Chaos Engineering and SQL Server

Jan 29, 2020 ~ dbafromthecold

Recently I’ve been delving into Chaos Engineering, reading books, watching videos, listening to podcasts etc. and I find it really intriguing….I mean, it just sounds exciting, right?
CHAOS Engineering!

N.B.- if you want a great resource for how to get into Chaos Engineering, I’d recommend Learning Chaos Engineering by Russ Miles. I’m using concepts and methods from that book to base this (hopefully) series of posts focusing on SQL Server but if you want a more in-depth dive…grab a copy of the book.

OK, before we move onto applying to SQL Server…first, a bit of history.
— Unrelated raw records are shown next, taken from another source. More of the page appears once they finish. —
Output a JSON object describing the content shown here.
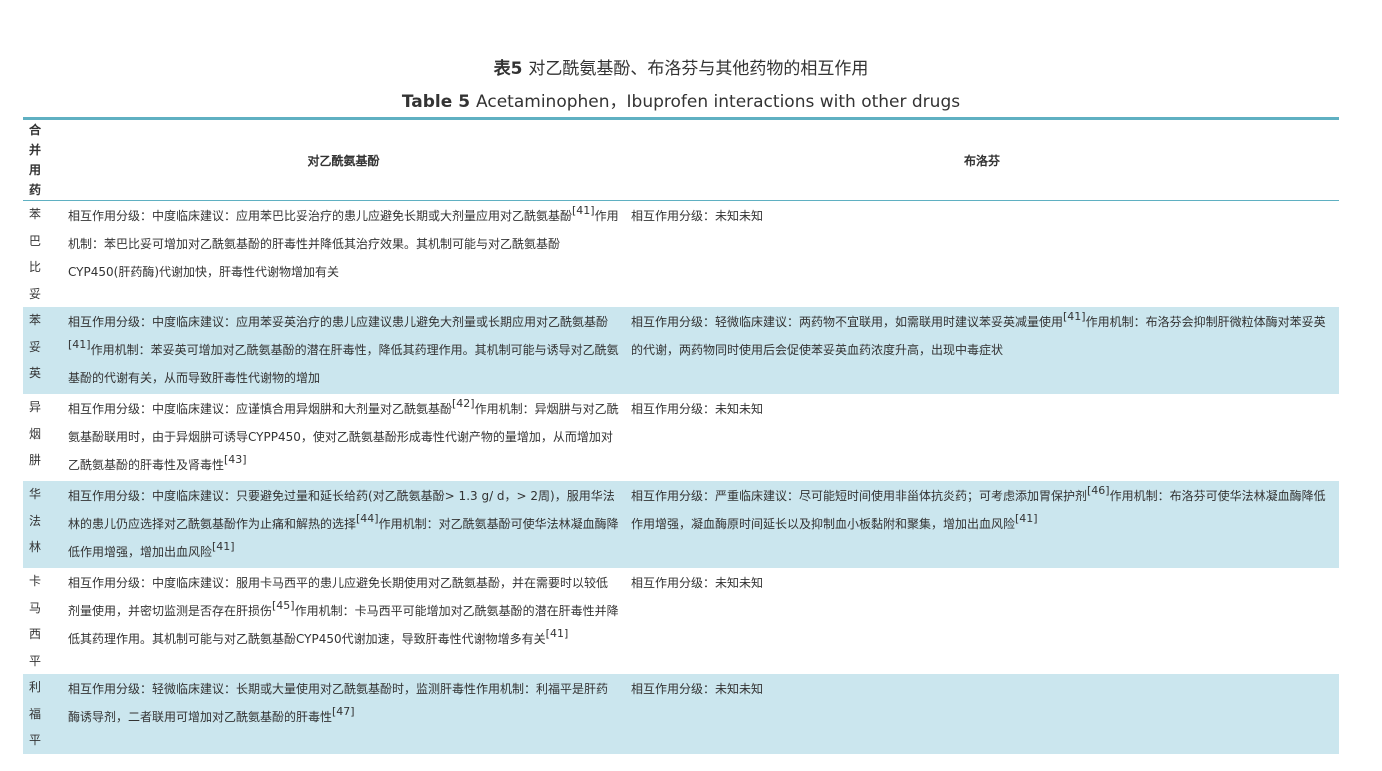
{
  "title": {
    "cn_label": "表5",
    "cn_text": "对乙酰氨基酚、布洛芬与其他药物的相互作用",
    "en_label": "Table 5",
    "en_text": "Acetaminophen，Ibuprofen interactions with other drugs"
  },
  "columns": [
    "合并用药",
    "对乙酰氨基酚",
    "布洛芬"
  ],
  "rows": [
    {
      "drug": "苯巴比妥",
      "acetaminophen": [
        {
          "t": "相互作用分级：中度临床建议：应用苯巴比妥治疗的患儿应避免长期或大剂量应用对乙酰氨基酚"
        },
        {
          "sup": "[41]"
        },
        {
          "t": "作用机制：苯巴比妥可增加对乙酰氨基酚的肝毒性并降低其治疗效果。其机制可能与对乙酰氨基酚CYP450(肝药酶)代谢加快，肝毒性代谢物增加有关"
        }
      ],
      "ibuprofen": [
        {
          "t": "相互作用分级：未知未知"
        }
      ]
    },
    {
      "drug": "苯妥英",
      "acetaminophen": [
        {
          "t": "相互作用分级：中度临床建议：应用苯妥英治疗的患儿应建议患儿避免大剂量或长期应用对乙酰氨基酚"
        },
        {
          "sup": "[41]"
        },
        {
          "t": "作用机制：苯妥英可增加对乙酰氨基酚的潜在肝毒性，降低其药理作用。其机制可能与诱导对乙酰氨基酚的代谢有关，从而导致肝毒性代谢物的增加"
        }
      ],
      "ibuprofen": [
        {
          "t": "相互作用分级：轻微临床建议：两药物不宜联用，如需联用时建议苯妥英减量使用"
        },
        {
          "sup": "[41]"
        },
        {
          "t": "作用机制：布洛芬会抑制肝微粒体酶对苯妥英的代谢，两药物同时使用后会促使苯妥英血药浓度升高，出现中毒症状"
        }
      ]
    },
    {
      "drug": "异烟肼",
      "acetaminophen": [
        {
          "t": "相互作用分级：中度临床建议：应谨慎合用异烟肼和大剂量对乙酰氨基酚"
        },
        {
          "sup": "[42]"
        },
        {
          "t": "作用机制：异烟肼与对乙酰氨基酚联用时，由于异烟肼可诱导CYPP450，使对乙酰氨基酚形成毒性代谢产物的量增加，从而增加对乙酰氨基酚的肝毒性及肾毒性"
        },
        {
          "sup": "[43]"
        }
      ],
      "ibuprofen": [
        {
          "t": "相互作用分级：未知未知"
        }
      ]
    },
    {
      "drug": "华法林",
      "acetaminophen": [
        {
          "t": "相互作用分级：中度临床建议：只要避免过量和延长给药(对乙酰氨基酚> 1.3 g/ d，> 2周)，服用华法林的患儿仍应选择对乙酰氨基酚作为止痛和解热的选择"
        },
        {
          "sup": "[44]"
        },
        {
          "t": "作用机制：对乙酰氨基酚可使华法林凝血酶降低作用增强，增加出血风险"
        },
        {
          "sup": "[41]"
        }
      ],
      "ibuprofen": [
        {
          "t": "相互作用分级：严重临床建议：尽可能短时间使用非甾体抗炎药；可考虑添加胃保护剂"
        },
        {
          "sup": "[46]"
        },
        {
          "t": "作用机制：布洛芬可使华法林凝血酶降低作用增强，凝血酶原时间延长以及抑制血小板黏附和聚集，增加出血风险"
        },
        {
          "sup": "[41]"
        }
      ]
    },
    {
      "drug": "卡马西平",
      "acetaminophen": [
        {
          "t": "相互作用分级：中度临床建议：服用卡马西平的患儿应避免长期使用对乙酰氨基酚，并在需要时以较低剂量使用，并密切监测是否存在肝损伤"
        },
        {
          "sup": "[45]"
        },
        {
          "t": "作用机制：卡马西平可能增加对乙酰氨基酚的潜在肝毒性并降低其药理作用。其机制可能与对乙酰氨基酚CYP450代谢加速，导致肝毒性代谢物增多有关"
        },
        {
          "sup": "[41]"
        }
      ],
      "ibuprofen": [
        {
          "t": "相互作用分级：未知未知"
        }
      ]
    },
    {
      "drug": "利福平",
      "acetaminophen": [
        {
          "t": "相互作用分级：轻微临床建议：长期或大量使用对乙酰氨基酚时，监测肝毒性作用机制：利福平是肝药酶诱导剂，二者联用可增加对乙酰氨基酚的肝毒性"
        },
        {
          "sup": "[47]"
        }
      ],
      "ibuprofen": [
        {
          "t": "相互作用分级：未知未知"
        }
      ]
    }
  ]
}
Back in 2010 Netflix migrated their platform to the cloud. When they did so they decided to adopt a mindset of: –

The best way to avoid failure is to fail constantly

The idea behind this is that if the platform cannot withstand a (semi)controlled outage, how will it react to an uncontrolled outage?

Out of that mindset came Chaos Monkey. A tool that’s designed to randomly terminate instances within their environment. Sounds nuts, right?

This is where Chaos Engineering comes from. So what exactly is it?

Principlesofchaos.org defines Chaos Engineering as: –

Chaos Engineering is the discipline of experimenting on a system in order to build confidence in the system’s capability to withstand turbulent conditions in production.

Chaos Engineering is a practice in which we run experiments against a system to see if it reacts the way we expect it to when it encounters a failure.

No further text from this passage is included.